Protegido por un gobierno deliberadamente omiso en todo lo concerniente a su primaria responsabilidad de cumplir y hacer cumplir la Constitución en materia tan decisiva como la relacionada con el carácter laico de la vida nacional, el clero político, al transgredir las leyes republicanas de forma impune, reaviva el rescoldo de su viejo rencor contra el poder público, desafía a sus instituciones y pone en peligro la concordia nacional.

El Estado laico en México es incombustible. Permanece enhiesto no obstante las obsesiones pirómanas incubadas en el contubernio urdido entre el gobierno calderonista —de cuya cabeza ideológica se han enseñoreado los adalides filoclericales de El Yunque—, el PAN, radicalizado hasta su extrema derecha y, desde luego —y cómo no—, los más alebrestados jerarcas de la clerecía política, encubridora, entre otras lindezas, de la relapsa conducta delincuencial de curas pederastas.

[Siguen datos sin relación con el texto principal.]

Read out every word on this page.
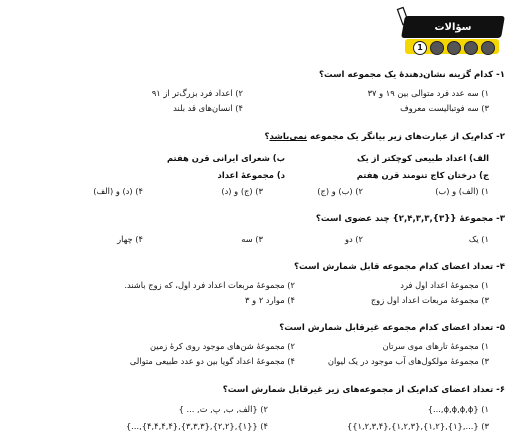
سؤالات
1
۱- کدام گزینه نشان‌دهندهٔ یک مجموعه است؟
۱) سه عدد فرد متوالی بین ۱۹ و ۳۷
۲) اعداد فرد بزرگ‌تر از ۹۱
۳) سه فوتبالیست معروف
۴) انسان‌های قد بلند
۲- کدام‌یک از عبارت‌های زیر بیانگر یک مجموعه نمی‌باشد؟
الف) اعداد طبیعی کوچکتر از یک
ب) شعرای ایرانی قرن هفتم
ج) درختان کاج تنومند قرن هفتم
د) مجموعهٔ اعداد
۱) (الف) و (ب)
۲) (ب) و (ج)
۳) (ج) و (د)
۴) (د) و (الف)
۳- مجموعهٔ {{۳},۲,۴,۳,۳} چند عضوی است؟
۱) یک
۲) دو
۳) سه
۴) چهار
۴- تعداد اعضای کدام مجموعه قابل شمارش است؟
۱) مجموعهٔ اعداد اول فرد
۲) مجموعهٔ مربعات اعداد فرد اول، که زوج باشند.
۳) مجموعهٔ مربعات اعداد اول زوج
۴) موارد ۲ و ۳
۵- تعداد اعضای کدام مجموعه غیرقابل شمارش است؟
۱) مجموعهٔ تارهای موی سرتان
۲) مجموعهٔ شن‌های موجود روی کرهٔ زمین
۳) مجموعهٔ مولکول‌های آب موجود در یک لیوان
۴) مجموعهٔ اعداد گویا بین دو عدد طبیعی متوالی
۶- تعداد اعضای کدام‌یک از مجموعه‌های زیر غیرقابل شمارش است؟
۱) {ϕ,ϕ,ϕ,ϕ,...}
۲) {الف, ب, پ, ت, ... }
۳) {...,{۱},{۱,۲},{۱,۲,۳},{۱,۲,۳,۴}}
۴) {{۱},{۲,۲},{۳,۳,۳},{۴,۴,۴,۴},...}
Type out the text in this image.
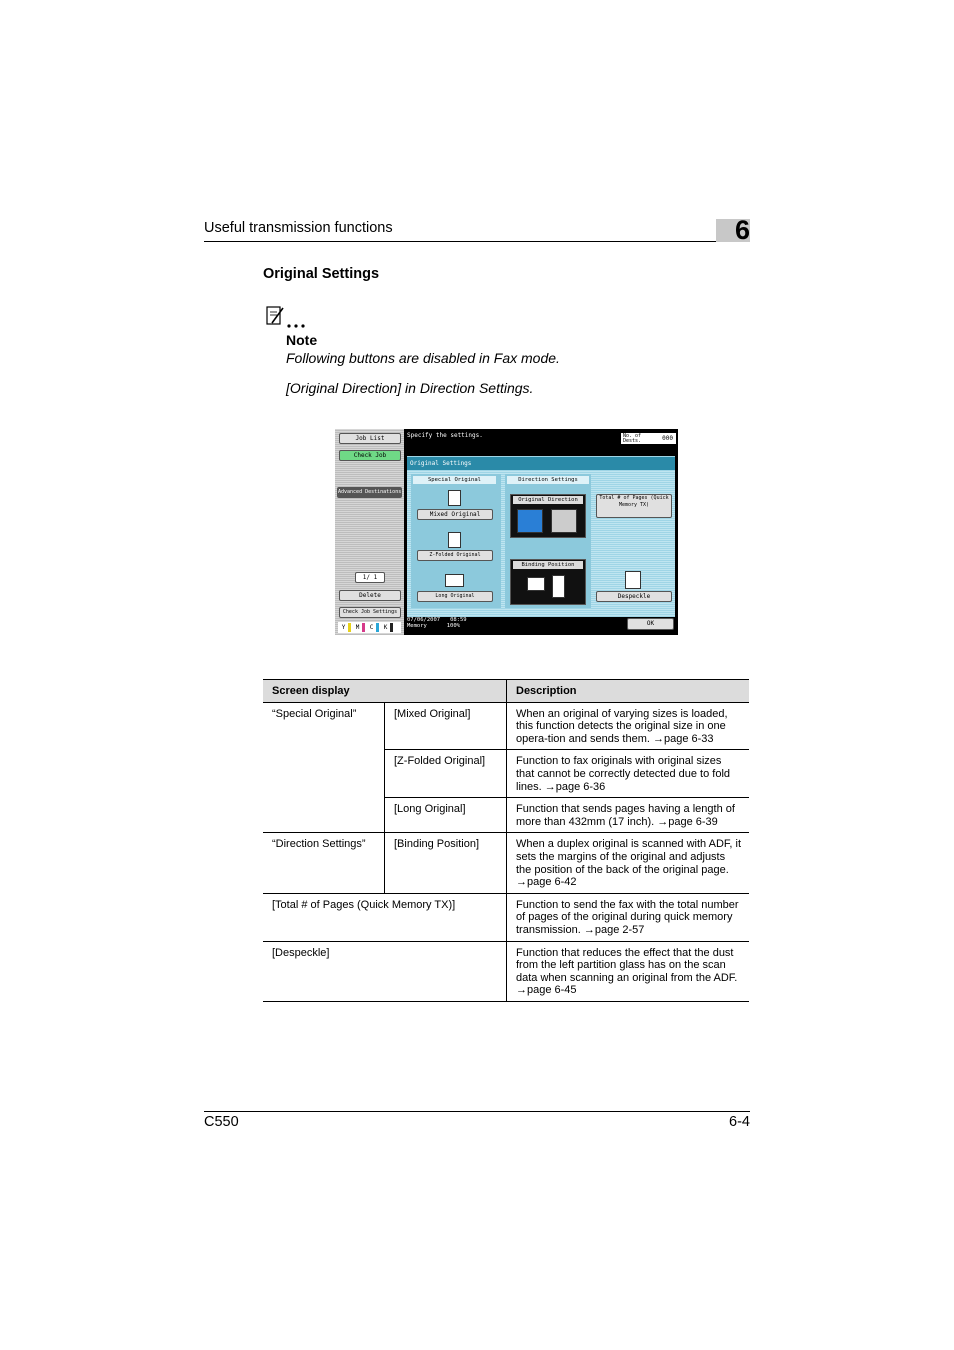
Useful transmission functions	6
Original Settings
Note
Following buttons are disabled in Fax mode.
[Original Direction] in Direction Settings.
Job List
Check Job
Advanced Destinations
1/ 1
Delete
Check Job Settings
Y M C K
Specify the settings.	No. of Dests.	000
Original Settings
Special Original
Mixed Original
Z-Folded Original
Long Original
Direction Settings
Original Direction
Binding Position
Total # of Pages (Quick Memory TX)
Despeckle
OK
07/06/2007 08:59
Memory	100%
Screen display		Description
“Special Original”	[Mixed Original]	When an original of varying sizes is loaded, this function detects the original size in one opera-tion and sends them. →page 6-33
	[Z-Folded Original]	Function to fax originals with original sizes that cannot be correctly detected due to fold lines. →page 6-36
	[Long Original]	Function that sends pages having a length of more than 432mm (17 inch). →page 6-39
“Direction Settings”	[Binding Position]	When a duplex original is scanned with ADF, it sets the margins of the original and adjusts the position of the back of the original page. →page 6-42
[Total # of Pages (Quick Memory TX)]		Function to send the fax with the total number of pages of the original during quick memory transmission. →page 2-57
[Despeckle]		Function that reduces the effect that the dust from the left partition glass has on the scan data when scanning an original from the ADF. →page 6-45
C550	6-4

La incombustibilidad del Estado laico radica no sólo en su noble prosapia juarista sino, también y de manera preponderante, en su consustancial vigor jurídico y político, capaz de multiplicar libertades, expandir derechos, robustecer garantías sociales e individuales para los mexicanos.

Elemento constitutivo de la cultura nacional, el Estado laico resiste y resistirá a sus enemigos abiertos —o a sus malquerientes, como dejó escrito Monsiváis— y a sus adversarios ocultos, porque el espíritu de libertad rige nuestra conciencia.

A la derecha yunquiana y a los más rijosos episcopados del país les salió el tiro por otra parte. Al embestir contra los avances laicistas de nuestra vida social y jurídica consiguieron lo contrario. Su contumaz violación de las normas constitucionales —entusiastamente consentida por Felipe Calderón— produjo un mayor asentamiento de nuestra cultura laica. Confirmó, también, el indetenible y expansivo carácter secularizador inherente a la juridicidad nacional.

Aprobada en la Cámara de Diputados la reforma al artículo 40 constitucional —incorpora el inequívoco concepto de laicidad en la caracterización de nuestro Estado—, la minuta correspondiente está ya en manos de los senadores.

El espíritu de esa reforma abarca no sólo al Estado y a la educación, a la política, a la salud y al Derecho Civil: supone, también, nuevas ramificaciones y ecos secularizadores en otros muchos ámbitos de la vida nacional.

Los ciudadanos confiamos en los senadores. Ellos dictaminarán, discutirán y votarán de manera aprobatoria —y cuanto antes— esa reforma medular. Se trata de un tema vital para la convivencia democrática mexicana.